Professor James, in his Psychology, assumes the reality of a brain, but refuses to assume the reality of a soul. This is essentially the position of materialism. But this assumption of a brain is metaphysics, although the author claims to be writing a [pg 056]psychology without metaphysics. Ladd, Philosophy of Mind, 3—“The materialist believes in causation proper so long as he is explaining the origin of mind from matter, but when he is asked to see in mind the cause of physical change he at once becomes a mere phenomenalist.” Royce, Spirit of Modern Philosophy, 400—“I know that all beings, if only they can count, must find that three and two make five. Perhaps the angels cannot count; but, if they can, this axiom is true for them. If I met an angel who declared that his experience had occasionally shown him a three and two that did not make five, I should know at once what sort of an angel he was.” On the criteria of first truths, see Porter, Human Intellect, 510, 511. On denial of them, see Shedd, Dogmatic Theology, 1:213.
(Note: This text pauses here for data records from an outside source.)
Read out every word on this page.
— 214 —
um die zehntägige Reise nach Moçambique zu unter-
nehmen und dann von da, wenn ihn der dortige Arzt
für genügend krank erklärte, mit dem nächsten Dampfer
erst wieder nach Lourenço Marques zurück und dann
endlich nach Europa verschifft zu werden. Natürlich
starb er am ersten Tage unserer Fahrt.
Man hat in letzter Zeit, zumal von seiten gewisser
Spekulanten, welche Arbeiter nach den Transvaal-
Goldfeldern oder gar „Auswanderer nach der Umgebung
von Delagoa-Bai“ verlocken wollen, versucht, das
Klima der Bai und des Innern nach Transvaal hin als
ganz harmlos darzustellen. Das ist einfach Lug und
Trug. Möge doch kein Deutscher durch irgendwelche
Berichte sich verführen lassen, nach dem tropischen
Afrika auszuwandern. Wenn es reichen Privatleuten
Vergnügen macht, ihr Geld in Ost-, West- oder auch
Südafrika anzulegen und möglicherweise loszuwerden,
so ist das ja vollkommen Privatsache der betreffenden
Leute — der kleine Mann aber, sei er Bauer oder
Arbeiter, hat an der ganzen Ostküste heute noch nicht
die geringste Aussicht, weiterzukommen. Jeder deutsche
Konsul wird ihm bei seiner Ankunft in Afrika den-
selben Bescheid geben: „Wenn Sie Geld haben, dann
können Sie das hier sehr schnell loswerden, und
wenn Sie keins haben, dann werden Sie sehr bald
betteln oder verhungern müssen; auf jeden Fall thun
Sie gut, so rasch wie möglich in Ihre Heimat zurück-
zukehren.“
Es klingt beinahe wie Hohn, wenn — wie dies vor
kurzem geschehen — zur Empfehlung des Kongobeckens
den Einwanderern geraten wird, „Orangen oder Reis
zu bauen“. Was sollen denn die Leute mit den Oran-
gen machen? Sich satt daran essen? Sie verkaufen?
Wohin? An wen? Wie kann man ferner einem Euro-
II. The Existence of God a first truth.

1. Its universality.

That the knowledge of God's existence answers the first criterion of universality, is evident from the following considerations:

A. It is an acknowledged fact that the vast majority of men have actually recognized the existence of a spiritual being or beings, upon whom they conceived themselves to be dependent.

The Vedas declare: “There is but one Being—no second.” Max Müller, Origin and Growth of Religion, 34—“Not the visible sun, moon and stars are invoked, but something else that cannot be seen.” The lowest tribes have conscience, fear death, believe in witches, propitiate or frighten away evil fates. Even the fetich-worshiper, who calls the stone or the tree a god, shows that he has already the idea of a God. We must not measure the ideas of the heathen by their capacity for expression, any more than we should judge the child's belief in the existence of his father by his success in drawing the father's picture. On heathenism, its origin and nature, see Tholuck, in Bib. Repos., 1832:86; Scholz, Götzendienst und Zauberwesen.

B. Those races and nations which have at first seemed destitute of such knowledge have uniformly, upon further investigation, been found to possess it, so that no tribe of men with which we have thorough acquaintance can be said to be without an object of worship. We may presume that further knowledge will show this to be true of all.